Process structuring should have a degree of oversight, as well as the means for authority figures to step in when the intent of the task order is overcome by external complications.  Moreover, AS-IS and TO-BE specifications can be trended over time to produce various theories of causation relative to the organization’s long-term behavior.  The theory of causation is auxiliary to any one of the re-engineering process and produces a second order understanding about the generic issues concurrent with task generation and resolution.  This second order system is statistical and categorical and is validated over a period of time.

 

Mill’s Logic can be deployed. 

 

Tasking is most often a function of tacit knowledge.  Process modeling is thus often less precise and has greater uncertainty than any of us would like to believe.  The distinction between a process model and a sub-process model allows additional agility to the automation of task generation and task fulfillment.  Moreover, these process models can be used to develop trending knowledge about characteristic issues that are found to arise in a somewhat predictable fashion.

 


Summary:

 

Knowledge Management is handling, directing, governing, controlling, coordinating, planning, and organizing agents, components, and activities participating in the basic knowledge processes (knowledge production and knowledge integration) of the Knowledge Life Cycle.  Knowledge Management manages a complex process -- its processes and its products.

 

1)     We conjecture that shared knowledge can be modeled with text mining techniques and that knowledge user events will show up as a transition from chaotic type terminology use to a locally focused terminology use (dynamic model show in Figure 1 above).

2)     Distinctions between private and public knowledge can be used to make a corresponding distinction between the knowledge internal to an organization and the expression of this knowledge to a group other than the organization.

3)     Knowledge Management is about complementary processes of "truth finding" and "community building".  Transitions in knowledge use events can mark the development and changes that are occurring in small communities.
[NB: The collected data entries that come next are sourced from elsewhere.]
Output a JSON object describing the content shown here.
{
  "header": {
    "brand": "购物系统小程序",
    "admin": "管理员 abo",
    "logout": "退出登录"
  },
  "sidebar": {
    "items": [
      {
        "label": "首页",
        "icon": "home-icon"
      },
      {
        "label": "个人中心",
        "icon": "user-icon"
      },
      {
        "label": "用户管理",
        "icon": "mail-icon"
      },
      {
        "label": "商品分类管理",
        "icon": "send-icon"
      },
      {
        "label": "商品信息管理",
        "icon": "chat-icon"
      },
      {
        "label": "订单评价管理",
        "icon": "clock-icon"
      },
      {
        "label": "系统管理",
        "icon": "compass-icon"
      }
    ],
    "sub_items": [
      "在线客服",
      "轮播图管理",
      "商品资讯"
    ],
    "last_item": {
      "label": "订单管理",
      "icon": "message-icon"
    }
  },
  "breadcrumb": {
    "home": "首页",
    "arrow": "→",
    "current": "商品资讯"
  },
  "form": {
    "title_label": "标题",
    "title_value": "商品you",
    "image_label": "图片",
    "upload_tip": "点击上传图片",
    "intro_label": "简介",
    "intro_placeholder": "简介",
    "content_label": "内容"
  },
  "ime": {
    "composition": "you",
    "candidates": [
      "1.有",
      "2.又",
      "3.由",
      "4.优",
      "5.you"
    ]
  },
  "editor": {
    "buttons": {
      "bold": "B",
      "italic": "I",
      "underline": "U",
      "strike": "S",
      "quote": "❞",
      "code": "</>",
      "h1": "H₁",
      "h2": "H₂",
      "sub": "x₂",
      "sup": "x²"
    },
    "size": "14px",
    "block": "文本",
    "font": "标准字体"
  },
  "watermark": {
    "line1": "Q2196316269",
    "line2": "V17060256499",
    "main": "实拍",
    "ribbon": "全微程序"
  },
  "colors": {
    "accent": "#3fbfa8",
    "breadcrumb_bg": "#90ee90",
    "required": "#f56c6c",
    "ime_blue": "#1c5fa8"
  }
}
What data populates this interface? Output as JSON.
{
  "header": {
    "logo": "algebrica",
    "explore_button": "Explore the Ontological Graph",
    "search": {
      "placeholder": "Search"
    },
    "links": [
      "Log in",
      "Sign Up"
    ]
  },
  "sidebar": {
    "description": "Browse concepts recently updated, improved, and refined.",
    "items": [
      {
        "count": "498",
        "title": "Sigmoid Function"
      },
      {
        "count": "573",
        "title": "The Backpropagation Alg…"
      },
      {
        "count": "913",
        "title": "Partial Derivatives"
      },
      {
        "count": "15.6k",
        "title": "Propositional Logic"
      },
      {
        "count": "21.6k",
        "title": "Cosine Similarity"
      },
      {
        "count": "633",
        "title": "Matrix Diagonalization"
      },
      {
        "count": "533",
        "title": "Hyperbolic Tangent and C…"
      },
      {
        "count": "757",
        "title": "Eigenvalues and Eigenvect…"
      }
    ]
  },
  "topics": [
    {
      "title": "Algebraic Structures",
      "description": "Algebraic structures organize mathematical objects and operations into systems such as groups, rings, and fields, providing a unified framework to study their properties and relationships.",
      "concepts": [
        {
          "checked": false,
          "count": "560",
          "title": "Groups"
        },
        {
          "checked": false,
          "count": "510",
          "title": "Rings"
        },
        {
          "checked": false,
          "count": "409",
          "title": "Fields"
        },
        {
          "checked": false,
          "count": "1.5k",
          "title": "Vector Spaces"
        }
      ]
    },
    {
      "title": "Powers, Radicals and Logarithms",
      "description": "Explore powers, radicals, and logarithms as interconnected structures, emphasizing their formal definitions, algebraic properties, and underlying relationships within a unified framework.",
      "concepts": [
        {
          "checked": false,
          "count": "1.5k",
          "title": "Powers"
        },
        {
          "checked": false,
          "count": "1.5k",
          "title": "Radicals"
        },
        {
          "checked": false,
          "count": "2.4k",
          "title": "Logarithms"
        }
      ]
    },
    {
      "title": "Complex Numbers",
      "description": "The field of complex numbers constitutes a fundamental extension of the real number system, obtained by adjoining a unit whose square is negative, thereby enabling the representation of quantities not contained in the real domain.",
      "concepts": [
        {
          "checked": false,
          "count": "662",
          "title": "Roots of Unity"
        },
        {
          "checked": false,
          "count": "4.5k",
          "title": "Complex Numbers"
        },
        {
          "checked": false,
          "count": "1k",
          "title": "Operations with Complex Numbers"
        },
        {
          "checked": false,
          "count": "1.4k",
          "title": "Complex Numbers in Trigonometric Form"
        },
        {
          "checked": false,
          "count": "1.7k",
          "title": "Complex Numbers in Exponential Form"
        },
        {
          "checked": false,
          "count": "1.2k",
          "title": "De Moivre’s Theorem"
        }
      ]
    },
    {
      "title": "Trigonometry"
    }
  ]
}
4)     Process models for complementary processes can be used to manage the knowledge sharing events and the development of knowledge resources.

5)     The development of new language is a key to enabling proper community building.

6)     Knowledge exists in various modalities, including private and community; but always involves an interpretation of information.

 

Such management occurs through a range of activities including: interpersonal behavior; knowledge processing behavior; and decision-making behavior.